Dieses Thema im Forum "Absolutismus und Aufklärung (1648-1789)" wurde erstellt von hmirijam, 13. März 2009.

  1. hmirijam

    hmirijam Neues Mitglied

    hallo:winke:
    ich muss in einer woche meine GFS in geschichte abgeben .und dazu müsste ich die unterschiede des absolutismus zwischen Frankreich und Deutschland wissen .Möglichs als stichworte.Bedanke mich jetzt schon mal für jede antwort.
    lg mirijam
     
  2. AnDro

    AnDro Neues Mitglied

    Kann man nicht so einfach darstellen. Gab damals ja kein Deutschland sondern viele Kleinstaaten mit unterschiedlichen Formen des Absolutismus. Du könntest es einfacher machen wenn du den französischen Absolutismus mit dem aufgeklärten preußischen Absolutismus vergleichst. Kannst auch Österreich dazu nehmen, dort galt auch der aufgeklärte Absolutismus.
    Absolutismus ? Wikipedia

     
  3. hmirijam

    hmirijam Neues Mitglied

    danke...sorry das ich fargen muss aber ich weiß leider nicht wo Preußen liegt ,denn mein Thema ist Absolutismus und Barock im Südwesten Deutschland ...und ich möchte halt extra auf einer Folie eine Tabelle mit den unterschieden machen...
    lg mirijam
     
  4. Scorpio

    Scorpio Aktives Mitglied


    Ob sich der Herrscher als aufgeklärter Monarch feiern lässt wie Friedrich II. von Preußen, Katherina II. oder Joseph II. und mit Voltaire und anderen Geistesgrößen korrespondiert oder sich als Autokrat wie Louis XIV. oder Peter I. gebärdet, hat doch im Grunde genommen für die Untertanen praktisch kaum einen Unterschied gemacht, denn die Reformen fielen überall spärlich aus, in Preußen wie in Österreich.

    Die Leibeigenschaft wurde in Erbuntertänigkeit abgemildert, doch der Preußenkönig gab unumwunden zu, dass die Lage der Bauern in Oberschlesien, außer auf königlichen Domänen, der von Sklaven glich. Wirkliche Religionsfreiheit gab es nicht, Andersgläubige waren nicht gleichgestellt, sondern wurden bestenfalls geduldet, in der Regel mussten sie dafür teuer bezahlen wie der preußische Schutzjude Moses Mendelsohn.

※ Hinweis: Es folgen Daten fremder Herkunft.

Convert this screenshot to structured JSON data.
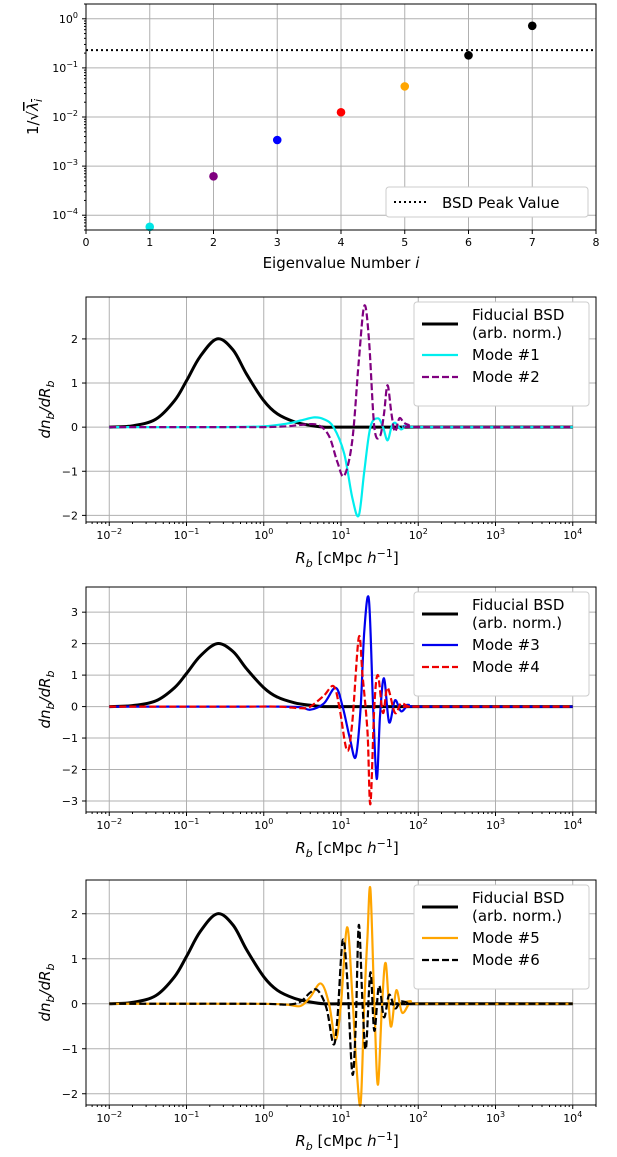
{
  "chart_data": [
    {
      "type": "scatter",
      "xlabel_prefix": "Eigenvalue Number ",
      "xlabel_var": "i",
      "ylabel": "1/√λᵢ",
      "xlim": [
        0,
        8
      ],
      "ylim": [
        5e-05,
        2
      ],
      "yscale": "log",
      "x_ticks": [
        "0",
        "1",
        "2",
        "3",
        "4",
        "5",
        "6",
        "7",
        "8"
      ],
      "y_ticks": [
        {
          "value": 1,
          "mant": "10",
          "exp": "0"
        },
        {
          "value": 0.1,
          "mant": "10",
          "exp": "−1"
        },
        {
          "value": 0.01,
          "mant": "10",
          "exp": "−2"
        },
        {
          "value": 0.001,
          "mant": "10",
          "exp": "−3"
        },
        {
          "value": 0.0001,
          "mant": "10",
          "exp": "−4"
        }
      ],
      "grid": true,
      "points": [
        {
          "x": 1,
          "y": 5.8e-05,
          "color": "#00e5e5"
        },
        {
          "x": 2,
          "y": 0.00062,
          "color": "#800080"
        },
        {
          "x": 3,
          "y": 0.0034,
          "color": "#0000ff"
        },
        {
          "x": 4,
          "y": 0.0125,
          "color": "#ff0000"
        },
        {
          "x": 5,
          "y": 0.042,
          "color": "#ffa500"
        },
        {
          "x": 6,
          "y": 0.18,
          "color": "#000000"
        },
        {
          "x": 7,
          "y": 0.72,
          "color": "#000000"
        }
      ],
      "hline": {
        "y": 0.23,
        "style": "dotted",
        "color": "#000000"
      },
      "legend": {
        "position": "lower-right",
        "entries": [
          {
            "label": "BSD Peak Value",
            "style": "dotted",
            "color": "#000000"
          }
        ]
      }
    },
    {
      "type": "line",
      "xscale": "log",
      "xlim": [
        0.005,
        20000
      ],
      "ylim": [
        -2.15,
        2.95
      ],
      "x_ticks": [
        {
          "mant": "10",
          "exp": "−2"
        },
        {
          "mant": "10",
          "exp": "−1"
        },
        {
          "mant": "10",
          "exp": "0"
        },
        {
          "mant": "10",
          "exp": "1"
        },
        {
          "mant": "10",
          "exp": "2"
        },
        {
          "mant": "10",
          "exp": "3"
        },
        {
          "mant": "10",
          "exp": "4"
        }
      ],
      "y_ticks": [
        "−2",
        "−1",
        "0",
        "1",
        "2"
      ],
      "ylabel": "dnb/dRb",
      "xlabel": "Rb [cMpc h−1]",
      "grid": true,
      "legend": {
        "position": "top-right",
        "entries": [
          {
            "label": "Fiducial BSD",
            "label2": "(arb. norm.)",
            "color": "#000000",
            "style": "solid"
          },
          {
            "label": "Mode #1",
            "color": "#00eeee",
            "style": "solid"
          },
          {
            "label": "Mode #2",
            "color": "#800080",
            "style": "dashed"
          }
        ]
      },
      "series": [
        {
          "name": "Fiducial BSD (arb. norm.)",
          "color": "#000000",
          "style": "solid",
          "x": [
            0.01,
            0.02,
            0.04,
            0.07,
            0.1,
            0.15,
            0.25,
            0.4,
            0.6,
            1,
            1.5,
            2.5,
            4,
            6,
            10,
            20,
            100,
            10000
          ],
          "y": [
            0.0,
            0.03,
            0.18,
            0.6,
            1.05,
            1.6,
            2.0,
            1.75,
            1.2,
            0.6,
            0.3,
            0.12,
            0.04,
            0.0,
            0.0,
            0.0,
            0.0,
            0.0
          ]
        },
        {
          "name": "Mode #1",
          "color": "#00eeee",
          "style": "solid",
          "x": [
            0.01,
            0.3,
            1,
            2,
            3,
            4.5,
            6,
            8,
            11,
            14,
            17,
            20,
            24,
            30,
            35,
            40,
            45,
            50,
            60,
            70,
            100,
            10000
          ],
          "y": [
            0.0,
            0.0,
            0.02,
            0.08,
            0.15,
            0.22,
            0.18,
            0.0,
            -0.6,
            -1.6,
            -2.0,
            -1.0,
            0.0,
            0.2,
            0.0,
            -0.3,
            0.0,
            0.1,
            -0.05,
            0.03,
            0.0,
            0.0
          ]
        },
        {
          "name": "Mode #2",
          "color": "#800080",
          "style": "dashed",
          "x": [
            0.01,
            0.3,
            1,
            2,
            3,
            5,
            7,
            9,
            11,
            14,
            17,
            20,
            23,
            27,
            32,
            36,
            40,
            45,
            50,
            57,
            65,
            75,
            100,
            10000
          ],
          "y": [
            0.0,
            0.0,
            0.0,
            0.02,
            0.05,
            0.05,
            -0.2,
            -0.8,
            -1.1,
            -0.3,
            1.5,
            2.75,
            2.0,
            0.0,
            -0.2,
            0.3,
            0.95,
            0.3,
            -0.1,
            0.2,
            0.1,
            0.05,
            0.0,
            0.0
          ]
        }
      ]
    },
    {
      "type": "line",
      "xscale": "log",
      "xlim": [
        0.005,
        20000
      ],
      "ylim": [
        -3.35,
        3.8
      ],
      "x_ticks": [
        {
          "mant": "10",
          "exp": "−2"
        },
        {
          "mant": "10",
          "exp": "−1"
        },
        {
          "mant": "10",
          "exp": "0"
        },
        {
          "mant": "10",
          "exp": "1"
        },
        {
          "mant": "10",
          "exp": "2"
        },
        {
          "mant": "10",
          "exp": "3"
        },
        {
          "mant": "10",
          "exp": "4"
        }
      ],
      "y_ticks": [
        "−3",
        "−2",
        "−1",
        "0",
        "1",
        "2",
        "3"
      ],
      "ylabel": "dnb/dRb",
      "xlabel": "Rb [cMpc h−1]",
      "grid": true,
      "legend": {
        "position": "top-right",
        "entries": [
          {
            "label": "Fiducial BSD",
            "label2": "(arb. norm.)",
            "color": "#000000",
            "style": "solid"
          },
          {
            "label": "Mode #3",
            "color": "#0000ee",
            "style": "solid"
          },
          {
            "label": "Mode #4",
            "color": "#ee0000",
            "style": "dashed"
          }
        ]
      },
      "series": [
        {
          "name": "Fiducial BSD (arb. norm.)",
          "color": "#000000",
          "style": "solid",
          "x": [
            0.01,
            0.02,
            0.04,
            0.07,
            0.1,
            0.15,
            0.25,
            0.4,
            0.6,
            1,
            1.5,
            2.5,
            4,
            6,
            10,
            20,
            100,
            10000
          ],
          "y": [
            0.0,
            0.03,
            0.18,
            0.6,
            1.05,
            1.6,
            2.0,
            1.75,
            1.2,
            0.6,
            0.3,
            0.12,
            0.04,
            0.0,
            0.0,
            0.0,
            0.0,
            0.0
          ]
        },
        {
          "name": "Mode #3",
          "color": "#0000ee",
          "style": "solid",
          "x": [
            0.01,
            0.5,
            1.5,
            3,
            4,
            6,
            8.5,
            10.5,
            13,
            15.5,
            18,
            20,
            23,
            26,
            29,
            32,
            36,
            42,
            50,
            60,
            75,
            100,
            10000
          ],
          "y": [
            0.0,
            0.0,
            0.0,
            -0.02,
            -0.1,
            0.1,
            0.6,
            0.0,
            -1.0,
            -1.6,
            0.0,
            2.4,
            3.4,
            0.0,
            -2.3,
            -0.3,
            0.9,
            -0.5,
            0.2,
            -0.15,
            0.05,
            0.0,
            0.0
          ]
        },
        {
          "name": "Mode #4",
          "color": "#ee0000",
          "style": "dashed",
          "x": [
            0.01,
            0.5,
            1.5,
            3,
            4,
            6,
            8,
            9.5,
            12,
            14,
            17,
            19,
            22,
            24,
            27,
            30,
            35,
            40,
            50,
            60,
            75,
            100,
            10000
          ],
          "y": [
            0.0,
            0.0,
            0.0,
            -0.05,
            0.0,
            0.35,
            0.65,
            0.0,
            -1.4,
            -0.5,
            2.2,
            1.0,
            -0.8,
            -3.1,
            0.0,
            1.0,
            -0.2,
            0.6,
            -0.2,
            0.1,
            0.0,
            0.0,
            0.0
          ]
        }
      ]
    },
    {
      "type": "line",
      "xscale": "log",
      "xlim": [
        0.005,
        20000
      ],
      "ylim": [
        -2.25,
        2.75
      ],
      "x_ticks": [
        {
          "mant": "10",
          "exp": "−2"
        },
        {
          "mant": "10",
          "exp": "−1"
        },
        {
          "mant": "10",
          "exp": "0"
        },
        {
          "mant": "10",
          "exp": "1"
        },
        {
          "mant": "10",
          "exp": "2"
        },
        {
          "mant": "10",
          "exp": "3"
        },
        {
          "mant": "10",
          "exp": "4"
        }
      ],
      "y_ticks": [
        "−2",
        "−1",
        "0",
        "1",
        "2"
      ],
      "ylabel": "dnb/dRb",
      "xlabel": "Rb [cMpc h−1]",
      "grid": true,
      "legend": {
        "position": "top-right",
        "entries": [
          {
            "label": "Fiducial BSD",
            "label2": "(arb. norm.)",
            "color": "#000000",
            "style": "solid"
          },
          {
            "label": "Mode #5",
            "color": "#ffa500",
            "style": "solid"
          },
          {
            "label": "Mode #6",
            "color": "#000000",
            "style": "dashed"
          }
        ]
      },
      "series": [
        {
          "name": "Fiducial BSD (arb. norm.)",
          "color": "#000000",
          "style": "solid",
          "x": [
            0.01,
            0.02,
            0.04,
            0.07,
            0.1,
            0.15,
            0.25,
            0.4,
            0.6,
            1,
            1.5,
            2.5,
            4,
            6,
            10,
            20,
            100,
            10000
          ],
          "y": [
            0.0,
            0.03,
            0.18,
            0.6,
            1.05,
            1.6,
            2.0,
            1.75,
            1.2,
            0.6,
            0.3,
            0.12,
            0.04,
            0.0,
            0.0,
            0.0,
            0.0,
            0.0
          ]
        },
        {
          "name": "Mode #5",
          "color": "#ffa500",
          "style": "solid",
          "x": [
            0.01,
            0.8,
            2,
            3,
            4,
            5.5,
            7,
            8.5,
            10,
            12,
            14,
            16,
            18,
            20,
            22,
            24,
            27,
            30,
            34,
            38,
            44,
            52,
            62,
            80,
            100,
            10000
          ],
          "y": [
            0.0,
            0.0,
            -0.02,
            -0.05,
            0.15,
            0.45,
            0.0,
            -0.8,
            0.0,
            1.7,
            0.2,
            -1.5,
            -2.2,
            0.0,
            1.5,
            2.55,
            0.0,
            -1.8,
            0.0,
            0.9,
            -0.5,
            0.3,
            -0.2,
            0.05,
            0.0,
            0.0
          ]
        },
        {
          "name": "Mode #6",
          "color": "#000000",
          "style": "dashed",
          "x": [
            0.01,
            0.8,
            2,
            3,
            4,
            5,
            6.5,
            8,
            9,
            10.5,
            12,
            14,
            15.5,
            17,
            19,
            21,
            24,
            27,
            31,
            36,
            42,
            50,
            60,
            80,
            100,
            10000
          ],
          "y": [
            0.0,
            0.0,
            -0.02,
            0.05,
            0.25,
            0.3,
            -0.1,
            -0.9,
            -0.3,
            1.4,
            0.6,
            -1.55,
            -0.5,
            1.75,
            0.0,
            -1.0,
            0.7,
            -0.6,
            0.4,
            -0.3,
            0.2,
            -0.1,
            0.05,
            0.0,
            0.0,
            0.0
          ]
        }
      ]
    }
  ]
}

    Die Abschaffung der Folter in Preußen war tatsächlich modern, und der Preußenkönig war damit seiner Zeit voraus. Doch gegen Räuber konnte die Folter nach wie vor angewendet werden. Die brutale Behandlung der einfachen Soldaten, mehrmaliges Spießrutenlaufen bis das Fleisch in Fetzen vom Rücken hing, wurde von Friedrich II. nie abgeschafft.

    Von einer wirklichen Bauernbefreiung konnte man erst nach der Französischen Revolution sprechen. Den Anspruch, erster Diener des Staates zu sein, hätten Peter I. und Louis XIV. jederzeit unterschrieben und beide waren sehr fleißige Bürokraten. Peter war in vielem sehr modern, er verabscheute Pomp, war volksnah und beförderte fähige Leute unabhängig von Geburt, nur nach Verdienst. Er wünschte sich sogar Untertanen, die selbstständig waren und wagten, ihn zu kritisieren. Er drängte die Kirche zurück und betonte, dass auch ein Monarch sich an Gesetze halten müsse.

    Im Einzelfall hat Peter dann natürlich das Recht gebogen und gebeugt, genau wie das auch Friedrich und Katherina taten. Preußen war ein Rechtsstaat, doch gab es in Frankreich oder in Rußland keine Gesetze?


    Bei Maria Theresia bin ich stark am Schwanken, ob man sie überhaupt als aufgeklärt bezeichnen kann. Sie war eine Reformmonarchin, eine unermüdliche Arbeiterin und zweifellos eine Herrscherin mit Charisma, doch sie war sehr fromm, fast ein bisschen bigott, und Voltaire sie hat inbrünstig verabscheut.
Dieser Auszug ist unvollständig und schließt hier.